Румянцов тут же, у походного костра, собственноручно написал бы приказ, а Долгоруков, этот хлебосольный московский барин, а не полководец, никакого письменного приказа генералу Мусину-Пушкину не дал. Он писать не любил и часто говаривал: "Я человек военный и в чернилах не окупан!"
И командиры разошлись по своим частям.
IIIГенерал-поручик Мусин-Пушкин выступил в поход еще до зари: предстояла самая трудная часть пути.
Московский гренадерский шел в авангарде. Подполковник Кутузов ехал вместе с проводником Ахметом впереди гренадер.
Войска вступили в ущелье. Пехоте сразу же пришлось перестроиться: гренадеры едва проходили по четыре в ряд.
Узкую, тесную дорожку с обеих сторон крепко сжали горы, все склоны которых были покрыты лесом.
Дорога шла то вверх, то вниз, извиваясь вокруг горы. Она кружила, петляла. Одно и то же место проходили по нескольку раз. Вот дорога идет под нависшим уступом скалы, напоминающим кусок сломанной арки. А через полчаса ту же арку русские солдаты видят уже где-то внизу.
Под ногами хрустел осыпающийся мелкий щебень или стучал твердый, чистенький, словно отполированный, плитняк.
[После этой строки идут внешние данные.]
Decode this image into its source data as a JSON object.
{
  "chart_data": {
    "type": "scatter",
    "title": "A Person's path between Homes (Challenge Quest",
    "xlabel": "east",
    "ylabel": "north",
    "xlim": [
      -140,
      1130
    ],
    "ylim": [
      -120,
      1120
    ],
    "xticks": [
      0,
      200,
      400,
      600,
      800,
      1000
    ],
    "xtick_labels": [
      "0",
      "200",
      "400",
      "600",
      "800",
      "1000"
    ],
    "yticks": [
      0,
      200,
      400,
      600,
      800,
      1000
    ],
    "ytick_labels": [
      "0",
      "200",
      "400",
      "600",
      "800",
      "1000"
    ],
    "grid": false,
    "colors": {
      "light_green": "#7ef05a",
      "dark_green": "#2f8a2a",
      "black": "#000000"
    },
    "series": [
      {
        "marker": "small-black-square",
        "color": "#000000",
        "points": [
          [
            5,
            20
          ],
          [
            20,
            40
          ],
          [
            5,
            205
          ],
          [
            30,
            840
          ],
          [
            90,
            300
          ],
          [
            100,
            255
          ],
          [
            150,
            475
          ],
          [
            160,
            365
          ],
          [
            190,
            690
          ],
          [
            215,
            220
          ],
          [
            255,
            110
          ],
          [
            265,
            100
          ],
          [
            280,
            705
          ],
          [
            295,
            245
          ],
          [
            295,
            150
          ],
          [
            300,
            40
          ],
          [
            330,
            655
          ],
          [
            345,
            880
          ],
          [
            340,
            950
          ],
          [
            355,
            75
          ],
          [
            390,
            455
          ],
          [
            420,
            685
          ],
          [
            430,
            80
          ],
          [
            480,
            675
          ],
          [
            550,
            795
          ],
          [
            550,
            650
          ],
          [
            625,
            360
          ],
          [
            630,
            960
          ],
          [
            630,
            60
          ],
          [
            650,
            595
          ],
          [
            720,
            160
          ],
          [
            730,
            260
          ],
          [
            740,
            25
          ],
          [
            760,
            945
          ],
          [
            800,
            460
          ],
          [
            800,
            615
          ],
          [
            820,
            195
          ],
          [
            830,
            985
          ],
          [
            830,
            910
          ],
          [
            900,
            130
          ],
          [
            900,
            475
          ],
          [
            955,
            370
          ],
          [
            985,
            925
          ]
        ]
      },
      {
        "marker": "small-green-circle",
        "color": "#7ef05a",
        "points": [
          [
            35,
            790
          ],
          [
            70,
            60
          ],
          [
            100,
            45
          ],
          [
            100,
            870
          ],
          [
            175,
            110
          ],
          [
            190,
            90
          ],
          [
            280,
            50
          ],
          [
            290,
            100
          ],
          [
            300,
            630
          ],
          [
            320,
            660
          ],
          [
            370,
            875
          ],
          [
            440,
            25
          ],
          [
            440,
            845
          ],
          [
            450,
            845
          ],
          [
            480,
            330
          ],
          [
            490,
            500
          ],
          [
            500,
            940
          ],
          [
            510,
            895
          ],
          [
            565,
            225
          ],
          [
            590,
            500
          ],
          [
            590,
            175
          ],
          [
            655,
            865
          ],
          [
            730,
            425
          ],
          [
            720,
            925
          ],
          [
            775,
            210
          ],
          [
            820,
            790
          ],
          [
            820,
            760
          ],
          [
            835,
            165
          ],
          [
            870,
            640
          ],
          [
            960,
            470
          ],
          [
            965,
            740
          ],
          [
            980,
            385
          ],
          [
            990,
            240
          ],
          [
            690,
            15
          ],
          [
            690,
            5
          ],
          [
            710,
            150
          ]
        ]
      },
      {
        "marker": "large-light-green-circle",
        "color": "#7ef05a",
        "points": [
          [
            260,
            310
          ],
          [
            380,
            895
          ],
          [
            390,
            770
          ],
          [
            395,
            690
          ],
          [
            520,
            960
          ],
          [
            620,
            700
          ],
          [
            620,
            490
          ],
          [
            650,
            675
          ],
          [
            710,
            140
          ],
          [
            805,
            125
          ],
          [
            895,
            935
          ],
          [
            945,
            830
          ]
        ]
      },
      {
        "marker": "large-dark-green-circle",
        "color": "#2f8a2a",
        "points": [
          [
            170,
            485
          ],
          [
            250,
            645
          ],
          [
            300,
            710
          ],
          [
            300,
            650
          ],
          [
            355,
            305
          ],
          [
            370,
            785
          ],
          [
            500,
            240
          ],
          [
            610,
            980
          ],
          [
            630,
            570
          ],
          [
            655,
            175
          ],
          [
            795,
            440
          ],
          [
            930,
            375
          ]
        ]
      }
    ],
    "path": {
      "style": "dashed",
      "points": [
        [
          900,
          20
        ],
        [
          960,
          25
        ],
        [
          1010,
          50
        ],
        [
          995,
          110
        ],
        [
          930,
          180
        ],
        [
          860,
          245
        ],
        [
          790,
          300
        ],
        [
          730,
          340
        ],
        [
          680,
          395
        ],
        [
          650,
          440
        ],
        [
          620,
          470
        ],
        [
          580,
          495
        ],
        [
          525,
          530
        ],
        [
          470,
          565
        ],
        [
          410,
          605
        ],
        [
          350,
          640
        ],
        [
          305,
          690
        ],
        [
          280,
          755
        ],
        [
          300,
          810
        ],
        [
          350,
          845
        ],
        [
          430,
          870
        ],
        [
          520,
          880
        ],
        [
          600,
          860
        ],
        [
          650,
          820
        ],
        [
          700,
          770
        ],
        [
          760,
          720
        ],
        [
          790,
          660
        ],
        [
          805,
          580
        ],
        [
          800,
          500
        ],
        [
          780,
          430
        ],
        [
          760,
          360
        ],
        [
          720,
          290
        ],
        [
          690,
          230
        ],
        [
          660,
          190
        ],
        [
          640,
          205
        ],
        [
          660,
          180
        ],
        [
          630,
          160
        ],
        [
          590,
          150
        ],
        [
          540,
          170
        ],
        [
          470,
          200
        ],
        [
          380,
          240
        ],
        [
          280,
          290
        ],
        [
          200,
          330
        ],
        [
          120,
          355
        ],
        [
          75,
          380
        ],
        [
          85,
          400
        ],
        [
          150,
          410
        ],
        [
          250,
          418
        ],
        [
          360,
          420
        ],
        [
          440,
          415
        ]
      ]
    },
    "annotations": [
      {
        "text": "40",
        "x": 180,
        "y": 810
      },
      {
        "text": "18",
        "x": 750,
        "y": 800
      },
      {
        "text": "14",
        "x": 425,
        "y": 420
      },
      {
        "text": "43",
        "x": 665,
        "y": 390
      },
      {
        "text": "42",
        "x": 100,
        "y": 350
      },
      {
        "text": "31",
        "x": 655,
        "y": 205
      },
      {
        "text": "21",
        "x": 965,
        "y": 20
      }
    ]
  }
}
Несмотря на то, что солнце еще не взошло и не было жарко, с солдат уже катил пот. Пехота шла напряженно, как по льду, то и дело скользя. Кони ступали осторожно, прижав уши. Единороги двигались сегодня медленнее, осмотрительнее: ездовые боялись засесть в какой-либо расщелине или свалиться с гаубицей в ущелье. В одном месте, у поворота, проводник Ахмет вдруг осадил коня.
— Что такое? — оглянулся своими быстрыми, зоркими глазами Кутузов. Он все время ехал, настороженно глядя вперед — нет ли где засады? И не очень доверял проводнику-татарину.
— За поворотом начинается такая дорога! — закрутил головой Ахмет и стал слезать с коня. — Надо подтянуть подпругу!
Кутузов дал знак. Гренадеры остановились. Приказ "Остановиться" облетел с быстротой молнии всю колонну русских войск, все эти две тысячи восемьсот пятьдесят человек пехоты. Люди охотно остановились, снимая гренадерки, вытирая потные лица и шею. Артиллеристы подкладывали под колеса единорогов камни, чтобы гаубицы не катились назад.
— Молодая! — говорил канонир, поглаживая свою гаубицу. — Вместе со мной на службу поступила.
— Ты гляди, хорошо ли подложил? Еще сунется под гору, — не шутя заметил ефрейтор.
— Не сдвинется, дяденька. А кабы сорвалась, беда! — глянул вниз солдат.